Çay kanununun çok önemli olduğunu vurgulayan Sütlüoğlu, "Çayın her safhasını düzenleyecek ve aksaklıkları giderecek kapsamlı bir çay kanununun çıkması gerekiyor. Bu konudaki çalışmalarımız tamamlandı ve Gıda, Tarım ve Hayvancılık Bakanlığına aksettirildi. İnşallah meclise de intikal eder ve kanun hayata geçer. Bunları yapmamız gerekiyor" diye konuştu.
Sütlüoğlu, organik üretimin önemine de dikkati çekerek, şunları söyledi:
"Bölgeyi organik bir havza haline getirerek gelecek nesillere çok sağlıklı şekilde taşımak zorundayız. Göreve geldiğimizde 3 bin dekar organik tarım alanı vardı. Gönüllük esasına göre bu sezon yaklaşık 30 bin dekarda organik üretim yapıyoruz. Bir yıl sonra 10 bin dekar daha tam organik alan olacak. Gelecek sezon 5 bin ton organik üretim hedefliyoruz. Organik tarım havzası dünyanın en büyük alanı olacak. Turizm açısından son derece önemli. Bölgeye gelen ziyaretçiler her türlü ürünü organik tüketecekler."

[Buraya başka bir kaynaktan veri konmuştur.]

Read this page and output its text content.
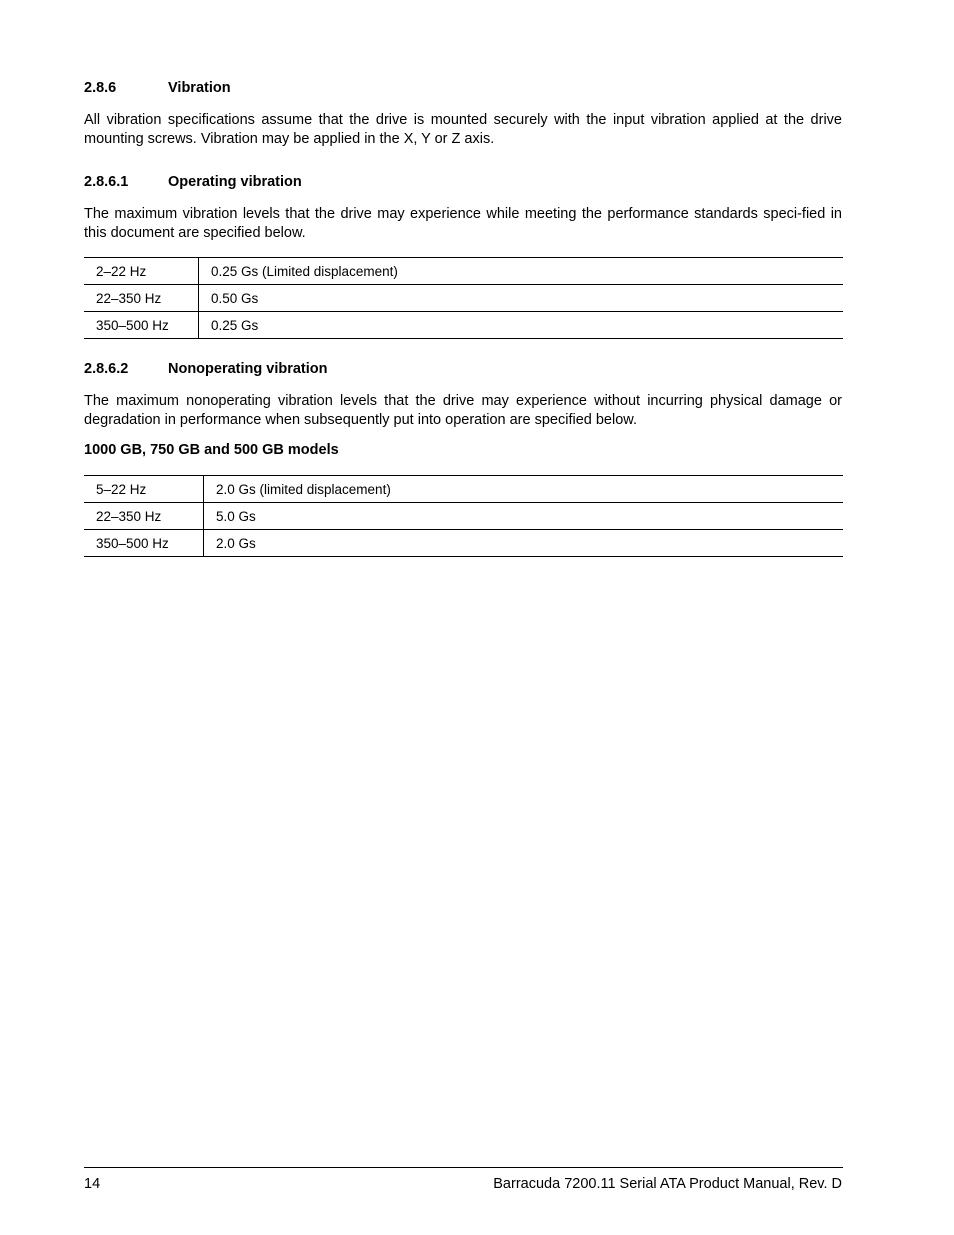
2.8.6	Vibration

All vibration specifications assume that the drive is mounted securely with the input vibration applied at the drive mounting screws. Vibration may be applied in the X, Y or Z axis.

2.8.6.1	Operating vibration

The maximum vibration levels that the drive may experience while meeting the performance standards speci-fied in this document are specified below.

2–22 Hz	0.25 Gs (Limited displacement)
22–350 Hz	0.50 Gs
350–500 Hz	0.25 Gs
2.8.6.2	Nonoperating vibration

The maximum nonoperating vibration levels that the drive may experience without incurring physical damage or degradation in performance when subsequently put into operation are specified below.

1000 GB, 750 GB and 500 GB models

5–22 Hz	2.0 Gs (limited displacement)
22–350 Hz	5.0 Gs
350–500 Hz	2.0 Gs
14	Barracuda 7200.11 Serial ATA Product Manual, Rev. D
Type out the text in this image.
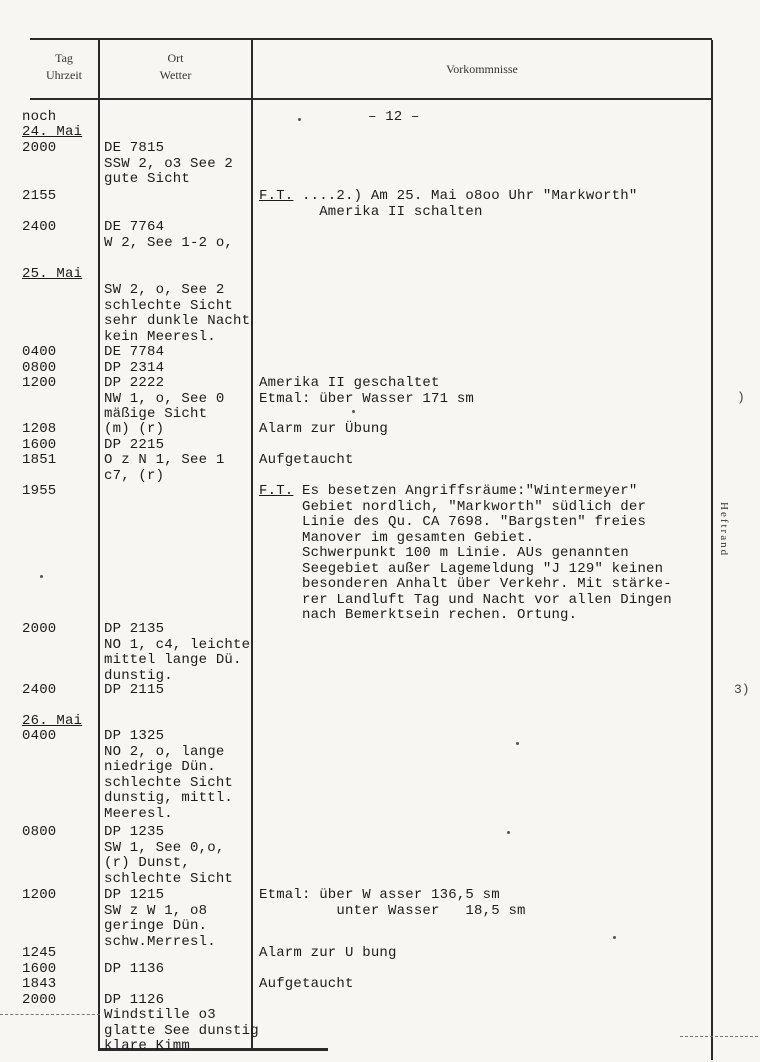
Tag
Uhrzeit
Ort
Wetter	Vorkommnisse
– 12 –
noch
24. Mai
2000
2155
2400
25. Mai
0400
0800
1200
1208
1600
1851
1955
2000
2400
26. Mai
0400
0800
1200
1245
1600
1843
2000
DE 7815
SSW 2, o3 See 2
gute Sicht
DE 7764
W 2, See 1-2 o,
SW 2, o, See 2
schlechte Sicht
sehr dunkle Nacht
kein Meeresl.
DE 7784
DP 2314
DP 2222
NW 1, o, See 0
mäßige Sicht
(m) (r)
DP 2215
O z N 1, See 1
c7, (r)
DP 2135
NO 1, c4, leichte
mittel lange Dü.
dunstig.
DP 2115
DP 1325
NO 2, o, lange
niedrige Dün.
schlechte Sicht
dunstig, mittl.
Meeresl.
DP 1235
SW 1, See 0,o,
(r) Dunst,
schlechte Sicht
DP 1215
SW z W 1, o8
geringe Dün.
schw.Merresl.

DP 1136

DP 1126
Windstille o3
glatte See dunstig
klare Kimm
F.T. ....2.) Am 25. Mai o8oo Uhr "Markworth"
Amerika II schalten

Amerika II geschaltet
Etmal: über Wasser 171 sm
Alarm zur Übung

Aufgetaucht
F.T. Es besetzen Angriffsräume:"Wintermeyer"
Gebiet nordlich, "Markworth" südlich der
Linie des Qu. CA 7698. "Bargsten" freies
Manover im gesamten Gebiet.
Schwerpunkt 100 m Linie. AUs genannten
Seegebiet außer Lagemeldung "J 129" keinen
besonderen Anhalt über Verkehr. Mit stärke-
rer Landluft Tag und Nacht vor allen Dingen
nach Bemerktsein rechen. Ortung.
Etmal: über W asser 136,5 sm
unter Wasser   18,5 sm
Alarm zur U bung

Aufgetaucht
Heftrand
)
3)
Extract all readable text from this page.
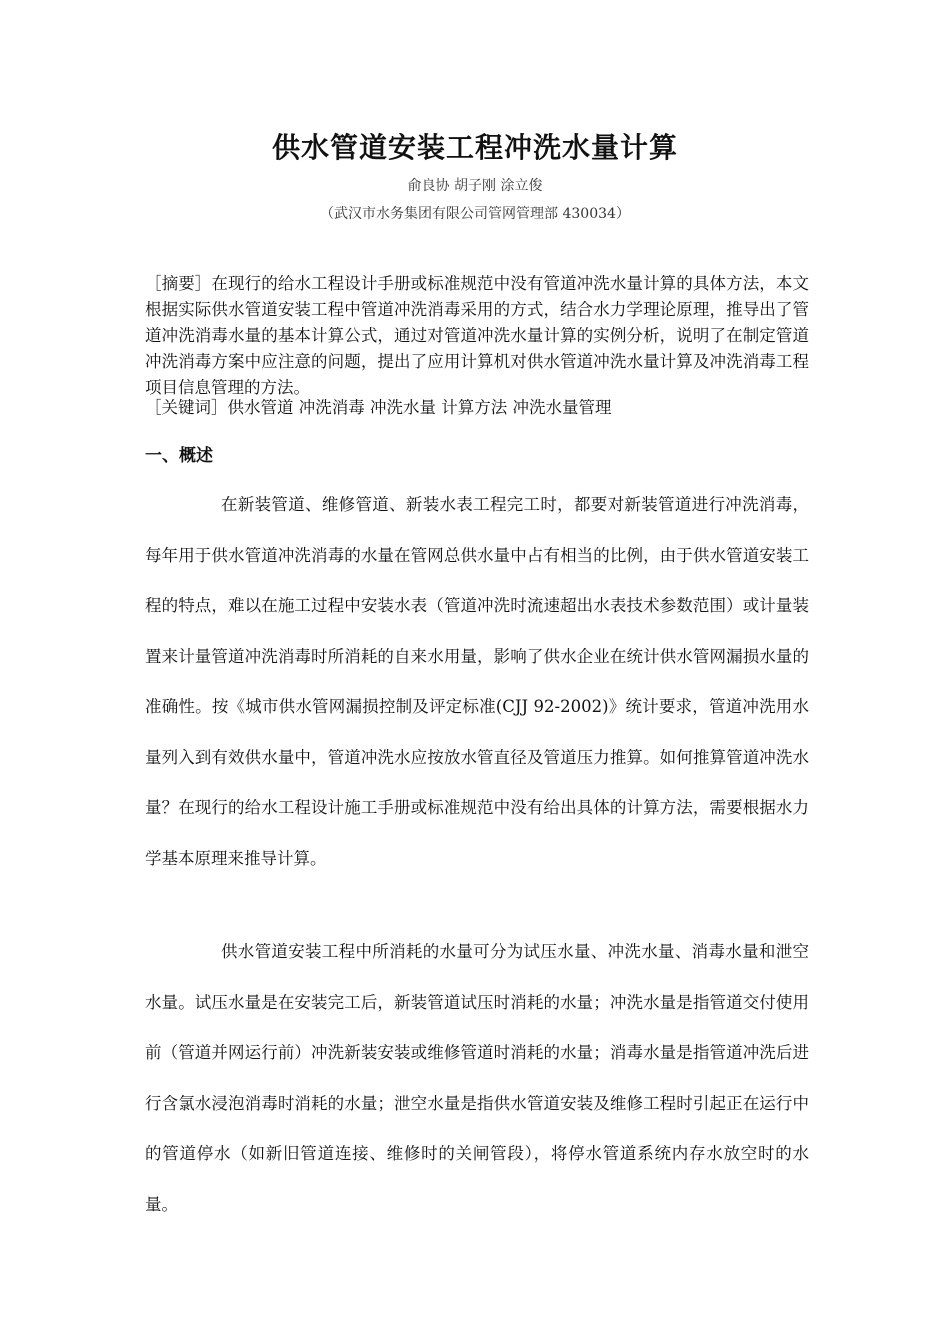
供水管道安装工程冲洗水量计算
俞良协 胡子刚 涂立俊
（武汉市水务集团有限公司管网管理部 430034）
［摘要］在现行的给水工程设计手册或标准规范中没有管道冲洗水量计算的具体方法，本文根据实际供水管道安装工程中管道冲洗消毒采用的方式，结合水力学理论原理，推导出了管道冲洗消毒水量的基本计算公式，通过对管道冲洗水量计算的实例分析，说明了在制定管道冲洗消毒方案中应注意的问题，提出了应用计算机对供水管道冲洗水量计算及冲洗消毒工程项目信息管理的方法。
［关键词］供水管道 冲洗消毒 冲洗水量 计算方法 冲洗水量管理
一、概述
在新装管道、维修管道、新装水表工程完工时，都要对新装管道进行冲洗消毒，每年用于供水管道冲洗消毒的水量在管网总供水量中占有相当的比例，由于供水管道安装工程的特点，难以在施工过程中安装水表（管道冲洗时流速超出水表技术参数范围）或计量装置来计量管道冲洗消毒时所消耗的自来水用量，影响了供水企业在统计供水管网漏损水量的准确性。按《城市供水管网漏损控制及评定标准(CJJ 92-2002)》统计要求，管道冲洗用水量列入到有效供水量中，管道冲洗水应按放水管直径及管道压力推算。如何推算管道冲洗水量？在现行的给水工程设计施工手册或标准规范中没有给出具体的计算方法，需要根据水力学基本原理来推导计算。
供水管道安装工程中所消耗的水量可分为试压水量、冲洗水量、消毒水量和泄空水量。试压水量是在安装完工后，新装管道试压时消耗的水量；冲洗水量是指管道交付使用前（管道并网运行前）冲洗新装安装或维修管道时消耗的水量；消毒水量是指管道冲洗后进行含氯水浸泡消毒时消耗的水量；泄空水量是指供水管道安装及维修工程时引起正在运行中的管道停水（如新旧管道连接、维修时的关闸管段），将停水管道系统内存水放空时的水量。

-"Yaş çay kalitesi 2013 yılında arttı"
RTB Başkanı Mehmet Erdoğan ise 2012 yılında 1 milyon 152 bin 731 bin ton yaş çay karşılığında 226 bin ton kuru çay üretildiğini belirtti.
Yaş çay kalitesinin 2013 yılında arttığını ifade eden Erdoğan, "Geçmiş yıllarla ekstrat değerlendirmesi yapılınca çayın kalitesi yukarı taşındı. Son iki yıldır sektörde dördüncü sürgün oluştu. Önümüzdeki yıllarda dördüncü sürgün değerlerini de alacağız. Ürün kalitesinin artmasında budama sistemindeki yenilikler, randevulu çay alım sistemi ve vatandaşa yapılan erken ödeme sistemi verimli oldu. Kalitemiz yükseldi, üretici erkenden ürün hasadı yaptı" dedi.
Yaş çay miktarının da geçmiş yıllara göre arttığını belirten Erdoğan, "Bu yıl 1 milyon 170 bin 223 ton yaş çay karşılığında 232 bin ton kuru çay üretimi gerçekleştirildi.
Çok verimli bir sezonu geride bıraktık. 2010 yılında elde edilen rekor üretimi saymazsak kalite ile birlikte verim de arttı. Üretilen kuru çay miktarı yükseldi. Çayın değerini artıracak veya yerin dibine sokacak olan da biziz. Yanlış yapan firmaları şikayet konusu yapmalıyız. Eğer şikayet mekanizmasını işletmezsek hızla aşağıya doğru ineriz. Çay ekmek yediğimiz sektör. Yanlış yapan insanları ayırt edelim. Bu ürüne sahip çıkmak, ekmeğe sahip çıkmaktır" diye konuştu.
Çay sektörünün bütün sıkıntılarını bildiklerini kaydeden Erdoğan, şöyle devam etti:
"ÇAYKUR ve özel işletmeler, sektörün sorunlarını bertaraf etmek için her türlü ortak çabayı göstermektedir. Çay üretimi sonucunda meydana çıkan ve direkt pakete konulamayacak çay liflerinin işlenerek raflara konulduğu duyumları var. Çay üretiminde hassas davranılması önemli. Çay sektöründe milyonlarca insan ekmek yiyor. Küçük kazançlar için milyonlarca insanın ekmeği ile oynuyorlar. Herkes bilinçli ve daha hassas davranmalı. Belli değerin altındaki çayı piyasaya sürmemeliyiz."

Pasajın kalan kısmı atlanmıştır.